I began to doubt myself and wondered if I was really up to the challenge.  Could I really make this story work?  Time and again, I kept running up against ideas that no longer fit, and characters who needed to be removed from the story entirely.  I began to question myself and ask, "Should I just trash this and start over from scratch?"  But then I'd run across scenes that were perfectly fine and still flowed beautifully with the new stuff I was creating.   In fact, it felt like what was I creating now was way better than what I'd originally done.  And at the same time, the overall storyline was still following what I had wanted all along.  In fact, I'd found ways to improve it.  

But I was still running up against obstacles and areas where I just wasn't sure what to do.  

Then by sheer chance, I was scrolling through the new draft which was being built on top of a duplicate file of the original first draft.  But I overshot where I had left off and found a scene I had completely forgotten about.  Pausing I re-read my words and was taken aback by the power of the scene and the beauty I'd created.  This scene HAD to stay, I told myself.  Then I began thinking, 'Are there other scenes like this one I've forgotten?'

So I did the unthinkable...


I stopped work on "The Door" and took a few steps back.  Instead of writing, I decided to read every word and every page of the original first draft.  

It hasn't been easy at times, but I've been unearthing scenes that to me are absolute treasures.  I've also been cutting and removing other scenes and characters who no longer have any place in this book, but might be good for another story down the road.  I've saved those sections and preserved them in a separate file folder.  Those who've been following this blog know I always urge writers to do this.  What may not be working in your current book, might be just the thing you need in another one down the road.

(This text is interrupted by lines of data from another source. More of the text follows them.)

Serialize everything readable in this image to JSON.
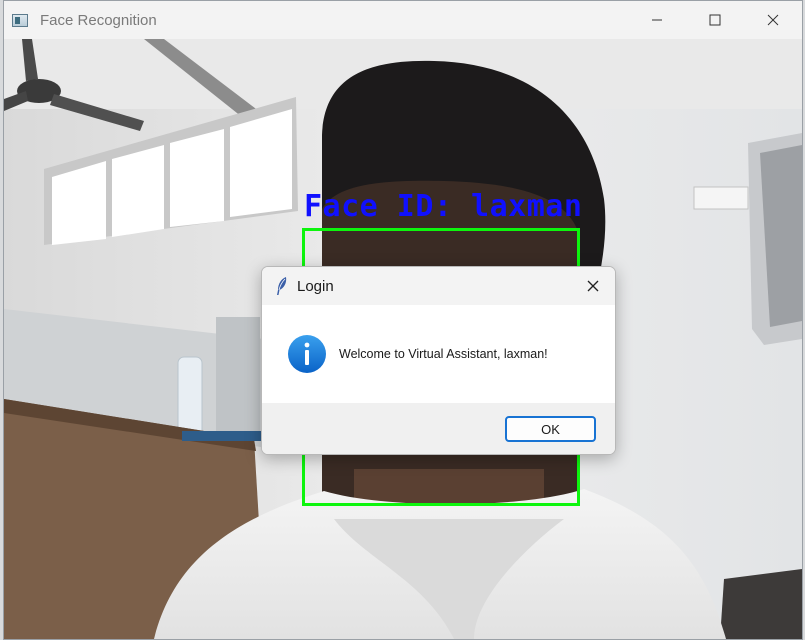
{
  "window": {
    "title": "Face Recognition",
    "controls": {
      "minimize": "minimize-icon",
      "maximize": "maximize-icon",
      "close": "close-icon"
    }
  },
  "overlay": {
    "face_label": "Face ID: laxman",
    "label_color": "#1010ff",
    "box_color": "#0df50d"
  },
  "dialog": {
    "title": "Login",
    "message": "Welcome to Virtual Assistant, laxman!",
    "ok_label": "OK",
    "icon": "info-icon",
    "accent": "#1873d3"
  }
}
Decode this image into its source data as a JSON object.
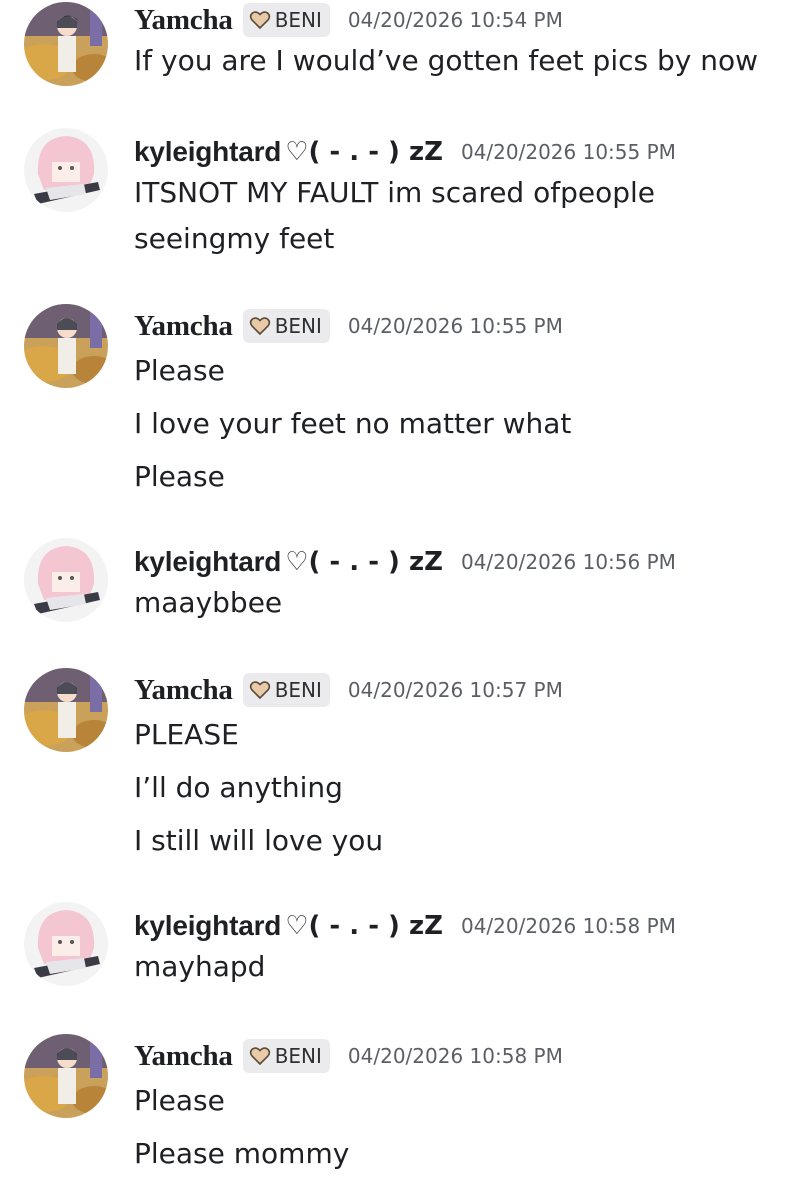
{
  "messages": [
    {
      "author": "Yamcha",
      "tag": "BENI",
      "timestamp": "04/20/2026 10:54 PM",
      "lines": [
        "If you are I would’ve gotten feet pics by now"
      ]
    },
    {
      "author": "kyleightard",
      "author_decoration": "♡( - . - ) zZ",
      "timestamp": "04/20/2026 10:55 PM",
      "lines": [
        "ITSNOT MY FAULT im scared ofpeople",
        "seeingmy feet"
      ]
    },
    {
      "author": "Yamcha",
      "tag": "BENI",
      "timestamp": "04/20/2026 10:55 PM",
      "lines": [
        "Please",
        "I love your feet no matter what",
        "Please"
      ]
    },
    {
      "author": "kyleightard",
      "author_decoration": "♡( - . - ) zZ",
      "timestamp": "04/20/2026 10:56 PM",
      "lines": [
        "maaybbee"
      ]
    },
    {
      "author": "Yamcha",
      "tag": "BENI",
      "timestamp": "04/20/2026 10:57 PM",
      "lines": [
        "PLEASE",
        "I’ll do anything",
        "I still will love you"
      ]
    },
    {
      "author": "kyleightard",
      "author_decoration": "♡( - . - ) zZ",
      "timestamp": "04/20/2026 10:58 PM",
      "lines": [
        "mayhapd"
      ]
    },
    {
      "author": "Yamcha",
      "tag": "BENI",
      "timestamp": "04/20/2026 10:58 PM",
      "lines": [
        "Please",
        "Please mommy"
      ]
    }
  ],
  "colors": {
    "background": "#ffffff",
    "text": "#1f2024",
    "timestamp": "#5c5e66",
    "tag_background": "#ebebed"
  },
  "icons": {
    "tag_icon": "heart-badge-icon",
    "yamcha_avatar": "dark-haired-character-avatar",
    "kyleightard_avatar": "pink-haired-character-avatar"
  }
}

As for the scenes I'm keeping, I am breathing a sigh of relief.  Some of them are better than I anything I might have tried to replace them with.  New ideas and ways to move the story forward are opening up to me.  But I still have to finish re-reading that 'shitty first draft' before I start writing new scenes.  

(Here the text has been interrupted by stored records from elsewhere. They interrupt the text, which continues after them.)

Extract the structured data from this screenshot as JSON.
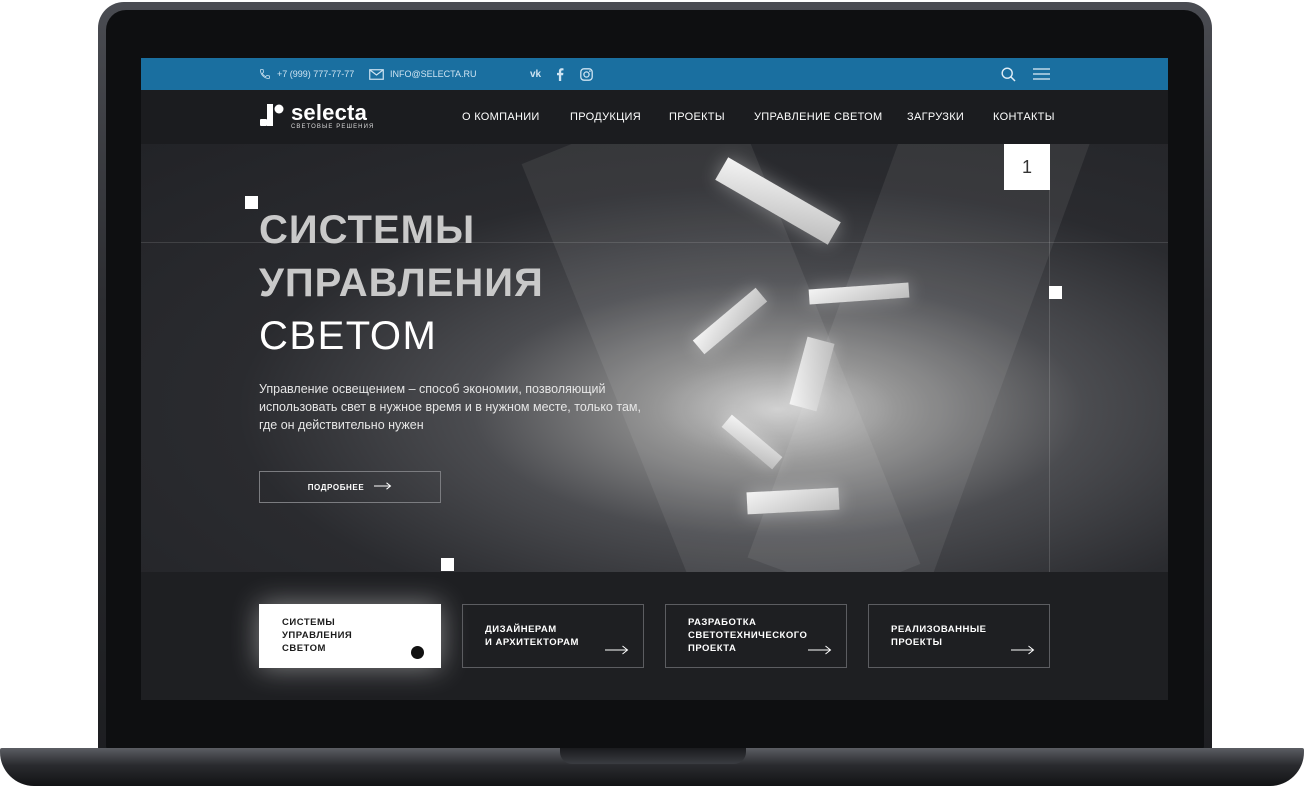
{
  "topbar": {
    "phone": "+7 (999) 777-77-77",
    "email": "INFO@SELECTA.RU",
    "social": [
      "vk-icon",
      "facebook-icon",
      "instagram-icon"
    ],
    "icons": [
      "search-icon",
      "menu-icon"
    ]
  },
  "brand": {
    "name": "selecta",
    "tagline": "СВЕТОВЫЕ РЕШЕНИЯ"
  },
  "nav": {
    "items": [
      {
        "label": "О КОМПАНИИ"
      },
      {
        "label": "ПРОДУКЦИЯ"
      },
      {
        "label": "ПРОЕКТЫ"
      },
      {
        "label": "УПРАВЛЕНИЕ СВЕТОМ"
      },
      {
        "label": "ЗАГРУЗКИ"
      },
      {
        "label": "КОНТАКТЫ"
      }
    ]
  },
  "hero": {
    "slide_number": "1",
    "title_line1": "СИСТЕМЫ",
    "title_line2": "УПРАВЛЕНИЯ",
    "title_line3": "СВЕТОМ",
    "description": "Управление освещением – способ экономии, позволяющий использовать свет в нужное время и в нужном месте, только там, где он действительно нужен",
    "button_label": "ПОДРОБНЕЕ"
  },
  "cards": [
    {
      "label": "СИСТЕМЫ\nУПРАВЛЕНИЯ\nСВЕТОМ",
      "active": true
    },
    {
      "label": "ДИЗАЙНЕРАМ\nИ АРХИТЕКТОРАМ",
      "active": false
    },
    {
      "label": "РАЗРАБОТКА\nСВЕТОТЕХНИЧЕСКОГО\nПРОЕКТА",
      "active": false
    },
    {
      "label": "РЕАЛИЗОВАННЫЕ\nПРОЕКТЫ",
      "active": false
    }
  ],
  "colors": {
    "topbar": "#1a6fa0",
    "navbar": "#1b1c1f",
    "screen_bg": "#222327",
    "accent_white": "#ffffff"
  }
}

There are more scenes and ideas I've forgotten about, of that I'm sure.  I may not want to keep all of them, but I suspect even if I don't keep any of it, they will give me knew ideas.  So don't give up completely on that first draft.  Save it, learn from it, and build from it.  You might even want to preserve certain scenes from it.  

All stories start with a first draft that can be more than a little rough around the edges.  But without a first draft, you can't begin your story.